Sorry about the quality.. :P

post-41401-1203410923_thumb.jpg

post-41401-1203410969_thumb.jpg

This is a bit of a pricy one but same as they use in the shows and will bring two batterys at the same time back from dead flat as well as run sound system etc without strain on battery... I just put it on when i get home and let it go always charged and longer battery life... ( I only drive the car on weekends) I do have a 2nd set of leads so even the work car gets a hit at the same time when i can be bothered.. lol

Let us know hey...

Thanks for that mate, will try that aswell

Guys thanks for all the input!

Edited by Yo-Yo

Turns out the problem isn't the battery, charge system and cranking amps are well above minimum requirements

can't be spark plugs or injectors... everything works fine when it does start up, the problems are what seem to be battery related

the mechanic suggested I try leaving the turbo timer off for a while and seeing what happens...

Turns out the problem isn't the battery, charge system and cranking amps are well above minimum requirements

can't be spark plugs or injectors... everything works fine when it does start up, the problems are what seem to be battery related

the mechanic suggested I try leaving the turbo timer off for a while and seeing what happens...

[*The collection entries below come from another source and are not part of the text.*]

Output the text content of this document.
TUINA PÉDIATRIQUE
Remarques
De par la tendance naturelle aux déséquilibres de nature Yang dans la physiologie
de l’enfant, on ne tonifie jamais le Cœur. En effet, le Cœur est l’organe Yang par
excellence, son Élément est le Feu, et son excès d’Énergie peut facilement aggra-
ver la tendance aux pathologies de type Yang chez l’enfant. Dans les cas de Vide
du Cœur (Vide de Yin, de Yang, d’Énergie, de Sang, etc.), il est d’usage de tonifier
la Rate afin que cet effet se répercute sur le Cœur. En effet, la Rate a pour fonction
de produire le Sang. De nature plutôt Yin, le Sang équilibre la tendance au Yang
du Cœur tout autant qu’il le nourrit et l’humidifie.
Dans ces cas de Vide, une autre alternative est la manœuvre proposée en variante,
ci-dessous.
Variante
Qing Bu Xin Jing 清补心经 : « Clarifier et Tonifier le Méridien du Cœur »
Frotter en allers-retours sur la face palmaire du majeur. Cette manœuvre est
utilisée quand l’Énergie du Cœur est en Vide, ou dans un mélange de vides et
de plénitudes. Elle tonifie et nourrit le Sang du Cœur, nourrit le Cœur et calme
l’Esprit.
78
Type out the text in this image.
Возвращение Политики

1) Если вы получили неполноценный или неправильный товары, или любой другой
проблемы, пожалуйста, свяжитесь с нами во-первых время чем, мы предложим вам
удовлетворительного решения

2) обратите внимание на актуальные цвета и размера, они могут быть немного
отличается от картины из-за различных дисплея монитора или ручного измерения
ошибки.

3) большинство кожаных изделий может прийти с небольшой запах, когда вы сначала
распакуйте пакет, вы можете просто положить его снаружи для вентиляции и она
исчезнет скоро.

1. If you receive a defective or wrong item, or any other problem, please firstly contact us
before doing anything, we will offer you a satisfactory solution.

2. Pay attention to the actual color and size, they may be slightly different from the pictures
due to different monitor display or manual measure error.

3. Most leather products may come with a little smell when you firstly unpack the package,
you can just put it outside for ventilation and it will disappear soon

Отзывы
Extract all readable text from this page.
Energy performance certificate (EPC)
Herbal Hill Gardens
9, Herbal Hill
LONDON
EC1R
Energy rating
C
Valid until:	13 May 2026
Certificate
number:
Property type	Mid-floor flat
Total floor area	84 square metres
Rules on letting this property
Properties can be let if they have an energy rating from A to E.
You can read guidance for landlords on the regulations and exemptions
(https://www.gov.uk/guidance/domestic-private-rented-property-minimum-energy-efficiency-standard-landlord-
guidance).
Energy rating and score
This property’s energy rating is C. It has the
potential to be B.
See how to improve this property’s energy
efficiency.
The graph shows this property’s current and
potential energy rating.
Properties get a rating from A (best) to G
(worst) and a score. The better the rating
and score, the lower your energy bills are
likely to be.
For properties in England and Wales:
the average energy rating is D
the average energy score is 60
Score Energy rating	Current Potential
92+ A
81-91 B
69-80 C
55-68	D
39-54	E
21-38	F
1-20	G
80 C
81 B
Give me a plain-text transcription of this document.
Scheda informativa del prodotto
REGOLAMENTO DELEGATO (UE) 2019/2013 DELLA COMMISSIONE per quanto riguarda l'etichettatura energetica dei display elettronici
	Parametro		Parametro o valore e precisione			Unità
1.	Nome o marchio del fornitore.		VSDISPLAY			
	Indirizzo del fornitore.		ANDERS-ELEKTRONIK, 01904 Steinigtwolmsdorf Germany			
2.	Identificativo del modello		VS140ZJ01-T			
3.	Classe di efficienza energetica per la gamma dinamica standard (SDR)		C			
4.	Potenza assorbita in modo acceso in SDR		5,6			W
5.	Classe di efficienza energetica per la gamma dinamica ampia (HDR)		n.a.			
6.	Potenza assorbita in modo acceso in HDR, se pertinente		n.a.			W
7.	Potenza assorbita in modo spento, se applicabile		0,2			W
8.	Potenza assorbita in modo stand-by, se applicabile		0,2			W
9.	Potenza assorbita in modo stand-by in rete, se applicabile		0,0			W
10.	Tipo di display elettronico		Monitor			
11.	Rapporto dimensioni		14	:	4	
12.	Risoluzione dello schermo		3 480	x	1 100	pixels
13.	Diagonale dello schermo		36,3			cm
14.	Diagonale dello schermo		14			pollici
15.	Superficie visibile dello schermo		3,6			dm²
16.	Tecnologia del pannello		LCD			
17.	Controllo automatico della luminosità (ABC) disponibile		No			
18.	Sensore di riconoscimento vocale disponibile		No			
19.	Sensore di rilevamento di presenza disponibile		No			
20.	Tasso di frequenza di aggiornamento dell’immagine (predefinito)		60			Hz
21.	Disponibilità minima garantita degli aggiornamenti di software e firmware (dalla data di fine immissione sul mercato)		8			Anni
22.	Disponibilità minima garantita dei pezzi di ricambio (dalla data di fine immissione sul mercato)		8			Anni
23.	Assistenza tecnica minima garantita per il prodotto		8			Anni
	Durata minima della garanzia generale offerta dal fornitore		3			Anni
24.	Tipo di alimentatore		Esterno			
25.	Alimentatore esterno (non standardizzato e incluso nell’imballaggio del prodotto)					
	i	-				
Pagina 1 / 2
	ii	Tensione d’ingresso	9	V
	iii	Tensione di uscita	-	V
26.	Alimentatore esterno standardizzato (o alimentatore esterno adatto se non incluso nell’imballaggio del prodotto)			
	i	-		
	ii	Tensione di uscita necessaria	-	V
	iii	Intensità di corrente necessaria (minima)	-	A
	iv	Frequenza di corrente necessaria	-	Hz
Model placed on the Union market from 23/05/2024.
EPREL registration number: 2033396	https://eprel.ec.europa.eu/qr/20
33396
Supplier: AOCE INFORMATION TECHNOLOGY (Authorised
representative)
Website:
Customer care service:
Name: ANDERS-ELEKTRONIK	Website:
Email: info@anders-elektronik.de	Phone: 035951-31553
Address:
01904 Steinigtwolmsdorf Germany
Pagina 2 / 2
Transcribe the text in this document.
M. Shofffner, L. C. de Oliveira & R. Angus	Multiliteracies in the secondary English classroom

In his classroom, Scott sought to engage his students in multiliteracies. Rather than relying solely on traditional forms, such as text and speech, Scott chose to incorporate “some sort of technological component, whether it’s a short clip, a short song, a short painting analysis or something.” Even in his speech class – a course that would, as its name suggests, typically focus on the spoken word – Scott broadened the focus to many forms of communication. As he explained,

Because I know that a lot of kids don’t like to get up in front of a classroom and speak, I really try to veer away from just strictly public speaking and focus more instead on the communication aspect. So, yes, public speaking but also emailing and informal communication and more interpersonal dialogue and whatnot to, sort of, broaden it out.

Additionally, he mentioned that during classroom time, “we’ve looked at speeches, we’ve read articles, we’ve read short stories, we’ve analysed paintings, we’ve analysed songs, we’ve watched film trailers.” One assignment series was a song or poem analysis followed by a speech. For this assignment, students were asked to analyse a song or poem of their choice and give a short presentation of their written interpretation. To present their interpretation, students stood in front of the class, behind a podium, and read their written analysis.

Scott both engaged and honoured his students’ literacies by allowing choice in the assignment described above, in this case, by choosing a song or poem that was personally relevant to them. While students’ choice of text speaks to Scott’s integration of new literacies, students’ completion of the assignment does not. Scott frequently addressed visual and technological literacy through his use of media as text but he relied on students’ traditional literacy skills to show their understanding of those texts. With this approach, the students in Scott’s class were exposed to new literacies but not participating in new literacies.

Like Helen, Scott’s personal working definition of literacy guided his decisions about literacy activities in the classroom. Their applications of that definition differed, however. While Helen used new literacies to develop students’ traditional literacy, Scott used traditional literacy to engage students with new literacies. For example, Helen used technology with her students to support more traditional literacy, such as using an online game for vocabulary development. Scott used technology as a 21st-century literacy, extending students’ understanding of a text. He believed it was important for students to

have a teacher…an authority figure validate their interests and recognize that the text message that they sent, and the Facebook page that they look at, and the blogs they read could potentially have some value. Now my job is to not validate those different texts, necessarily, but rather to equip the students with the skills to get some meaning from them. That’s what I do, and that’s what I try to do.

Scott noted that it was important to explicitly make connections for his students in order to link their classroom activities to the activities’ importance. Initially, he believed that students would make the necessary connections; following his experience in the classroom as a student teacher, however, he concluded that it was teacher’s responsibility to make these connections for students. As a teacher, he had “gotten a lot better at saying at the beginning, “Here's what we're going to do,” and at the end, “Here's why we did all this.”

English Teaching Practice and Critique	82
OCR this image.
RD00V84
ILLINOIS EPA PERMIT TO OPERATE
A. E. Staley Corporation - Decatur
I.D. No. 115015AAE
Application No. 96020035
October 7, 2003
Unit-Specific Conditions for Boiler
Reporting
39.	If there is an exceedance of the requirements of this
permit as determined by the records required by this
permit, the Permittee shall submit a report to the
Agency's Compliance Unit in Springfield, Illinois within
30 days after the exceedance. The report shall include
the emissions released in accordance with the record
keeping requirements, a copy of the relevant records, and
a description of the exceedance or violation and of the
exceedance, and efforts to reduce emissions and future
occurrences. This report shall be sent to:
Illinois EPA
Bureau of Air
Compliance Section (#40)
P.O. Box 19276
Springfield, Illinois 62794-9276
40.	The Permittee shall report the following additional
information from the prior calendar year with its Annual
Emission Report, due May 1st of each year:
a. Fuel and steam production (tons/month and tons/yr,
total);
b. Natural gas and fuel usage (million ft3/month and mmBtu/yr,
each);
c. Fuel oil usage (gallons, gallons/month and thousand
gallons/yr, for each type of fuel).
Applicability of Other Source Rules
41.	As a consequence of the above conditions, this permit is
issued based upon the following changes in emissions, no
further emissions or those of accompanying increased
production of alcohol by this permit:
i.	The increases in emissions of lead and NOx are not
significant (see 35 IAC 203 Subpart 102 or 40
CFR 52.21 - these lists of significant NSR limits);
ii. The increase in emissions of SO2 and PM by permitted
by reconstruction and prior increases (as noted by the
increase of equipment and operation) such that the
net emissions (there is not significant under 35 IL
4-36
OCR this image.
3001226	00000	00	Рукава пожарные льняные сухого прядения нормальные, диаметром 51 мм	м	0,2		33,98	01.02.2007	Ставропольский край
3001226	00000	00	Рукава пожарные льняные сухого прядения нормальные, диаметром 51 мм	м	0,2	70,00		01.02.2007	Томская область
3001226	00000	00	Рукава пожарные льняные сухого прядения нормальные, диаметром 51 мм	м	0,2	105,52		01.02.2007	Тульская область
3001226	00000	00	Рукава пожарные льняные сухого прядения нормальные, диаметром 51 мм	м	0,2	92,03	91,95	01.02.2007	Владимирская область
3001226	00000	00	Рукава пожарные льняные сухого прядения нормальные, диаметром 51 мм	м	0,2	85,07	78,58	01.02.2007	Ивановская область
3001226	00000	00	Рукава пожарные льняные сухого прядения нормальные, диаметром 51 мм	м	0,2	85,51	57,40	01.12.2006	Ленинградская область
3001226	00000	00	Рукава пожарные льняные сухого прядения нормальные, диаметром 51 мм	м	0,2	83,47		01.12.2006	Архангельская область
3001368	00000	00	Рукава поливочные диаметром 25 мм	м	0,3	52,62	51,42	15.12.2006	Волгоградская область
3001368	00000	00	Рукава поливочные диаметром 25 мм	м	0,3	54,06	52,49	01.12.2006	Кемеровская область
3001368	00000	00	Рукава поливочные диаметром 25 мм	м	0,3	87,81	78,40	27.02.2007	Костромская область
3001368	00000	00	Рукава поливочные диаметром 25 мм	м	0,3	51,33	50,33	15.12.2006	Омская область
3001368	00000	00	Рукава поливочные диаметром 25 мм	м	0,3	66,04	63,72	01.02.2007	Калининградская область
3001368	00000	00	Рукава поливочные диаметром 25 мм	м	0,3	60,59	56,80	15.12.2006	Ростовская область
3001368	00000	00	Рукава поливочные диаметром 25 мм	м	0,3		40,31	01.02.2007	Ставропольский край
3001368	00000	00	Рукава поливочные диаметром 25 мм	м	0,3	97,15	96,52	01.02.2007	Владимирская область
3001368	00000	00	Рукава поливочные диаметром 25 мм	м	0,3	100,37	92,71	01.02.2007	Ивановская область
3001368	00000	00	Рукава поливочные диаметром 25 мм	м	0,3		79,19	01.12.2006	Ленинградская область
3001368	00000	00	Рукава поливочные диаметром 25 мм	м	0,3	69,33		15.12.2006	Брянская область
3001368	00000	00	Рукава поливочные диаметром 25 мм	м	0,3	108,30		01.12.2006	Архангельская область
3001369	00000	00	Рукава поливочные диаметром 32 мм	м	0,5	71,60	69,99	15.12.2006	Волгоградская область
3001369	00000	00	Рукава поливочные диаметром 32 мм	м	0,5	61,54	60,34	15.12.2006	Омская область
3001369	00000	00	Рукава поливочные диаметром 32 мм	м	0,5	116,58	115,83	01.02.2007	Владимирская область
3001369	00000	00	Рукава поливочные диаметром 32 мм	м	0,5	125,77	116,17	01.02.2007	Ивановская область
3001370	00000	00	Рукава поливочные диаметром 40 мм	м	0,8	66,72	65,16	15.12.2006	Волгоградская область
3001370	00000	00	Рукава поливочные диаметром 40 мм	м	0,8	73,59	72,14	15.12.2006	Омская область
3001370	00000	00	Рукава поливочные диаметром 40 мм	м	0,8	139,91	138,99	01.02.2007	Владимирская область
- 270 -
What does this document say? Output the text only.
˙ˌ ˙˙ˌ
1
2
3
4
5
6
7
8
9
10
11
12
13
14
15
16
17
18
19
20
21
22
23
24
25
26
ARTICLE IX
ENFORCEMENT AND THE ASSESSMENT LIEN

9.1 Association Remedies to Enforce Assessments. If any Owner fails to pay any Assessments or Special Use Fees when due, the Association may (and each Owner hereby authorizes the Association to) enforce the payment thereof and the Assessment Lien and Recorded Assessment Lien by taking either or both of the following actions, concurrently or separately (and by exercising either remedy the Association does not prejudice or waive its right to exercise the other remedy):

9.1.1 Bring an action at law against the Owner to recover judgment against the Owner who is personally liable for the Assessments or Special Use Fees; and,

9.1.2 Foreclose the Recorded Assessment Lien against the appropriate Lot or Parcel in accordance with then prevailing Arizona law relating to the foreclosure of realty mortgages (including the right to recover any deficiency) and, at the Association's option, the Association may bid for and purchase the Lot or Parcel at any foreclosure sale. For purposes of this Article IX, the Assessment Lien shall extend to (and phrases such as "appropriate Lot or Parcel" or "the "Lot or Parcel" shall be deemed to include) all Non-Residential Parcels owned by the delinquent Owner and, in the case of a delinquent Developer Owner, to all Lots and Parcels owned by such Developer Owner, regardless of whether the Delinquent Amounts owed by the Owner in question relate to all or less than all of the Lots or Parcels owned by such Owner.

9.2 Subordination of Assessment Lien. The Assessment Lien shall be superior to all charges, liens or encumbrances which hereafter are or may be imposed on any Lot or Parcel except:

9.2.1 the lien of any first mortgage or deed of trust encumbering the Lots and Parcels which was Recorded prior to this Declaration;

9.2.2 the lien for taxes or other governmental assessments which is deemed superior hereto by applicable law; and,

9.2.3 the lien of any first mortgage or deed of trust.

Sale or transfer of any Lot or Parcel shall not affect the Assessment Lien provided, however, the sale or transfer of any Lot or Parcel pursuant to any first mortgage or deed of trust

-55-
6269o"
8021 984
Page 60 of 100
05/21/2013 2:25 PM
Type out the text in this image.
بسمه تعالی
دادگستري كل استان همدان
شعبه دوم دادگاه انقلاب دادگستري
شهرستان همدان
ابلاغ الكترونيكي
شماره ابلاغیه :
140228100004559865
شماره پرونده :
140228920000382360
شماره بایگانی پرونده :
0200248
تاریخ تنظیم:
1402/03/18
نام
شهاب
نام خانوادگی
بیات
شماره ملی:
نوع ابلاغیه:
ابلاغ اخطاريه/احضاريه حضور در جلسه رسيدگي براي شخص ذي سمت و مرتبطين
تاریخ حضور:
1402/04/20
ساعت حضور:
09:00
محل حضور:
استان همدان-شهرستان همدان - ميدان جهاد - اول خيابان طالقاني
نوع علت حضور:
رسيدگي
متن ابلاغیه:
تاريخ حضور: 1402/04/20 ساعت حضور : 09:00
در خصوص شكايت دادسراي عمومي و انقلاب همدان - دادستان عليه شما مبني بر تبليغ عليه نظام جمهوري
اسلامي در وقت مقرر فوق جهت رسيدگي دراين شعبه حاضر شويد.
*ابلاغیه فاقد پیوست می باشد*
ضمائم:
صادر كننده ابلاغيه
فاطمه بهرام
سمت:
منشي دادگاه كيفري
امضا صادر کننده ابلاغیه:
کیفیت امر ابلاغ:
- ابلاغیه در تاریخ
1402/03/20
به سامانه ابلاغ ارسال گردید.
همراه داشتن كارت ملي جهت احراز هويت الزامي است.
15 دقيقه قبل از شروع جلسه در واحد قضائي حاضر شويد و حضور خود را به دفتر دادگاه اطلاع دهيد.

just so u know the correct working voltage of a battery is 12.3v any lower an u will start to have problems ask any auto electrican. cranking amps are not always a good indicater of battery condition

  • 2 weeks later...
just so u know the correct working voltage of a battery is 12.3v any lower an u will start to have problems ask any auto electrican. cranking amps are not always a good indicater of battery condition

my Power FC hand controller volt readout will vary from 12.1 to 12.5 highest and lowest I've seen

I've had the Turbo timer off for two weeks now and the problem seems to have gone away. If the problem doesn't come back in the next 4 weeks I'm gonna replace the timer, just a pain in the @ss sometimes to sit in the car before I turn it off after a good flogging

had the same symptoms(happen once in a blue moon,strungles to start,will die if i dont press on accl etc etc) I CAN DEFINITELY ASSURE YOU ITS THE AFM.

check the wiring, i was sceptical to check on my AFM because it was new.Tried almost everything and doesnt work until i followed one of the tutorial here, cut open the AFM just to find one loose connection.Soldered the joints back the car has NEVER once stalled and hard to crank/start.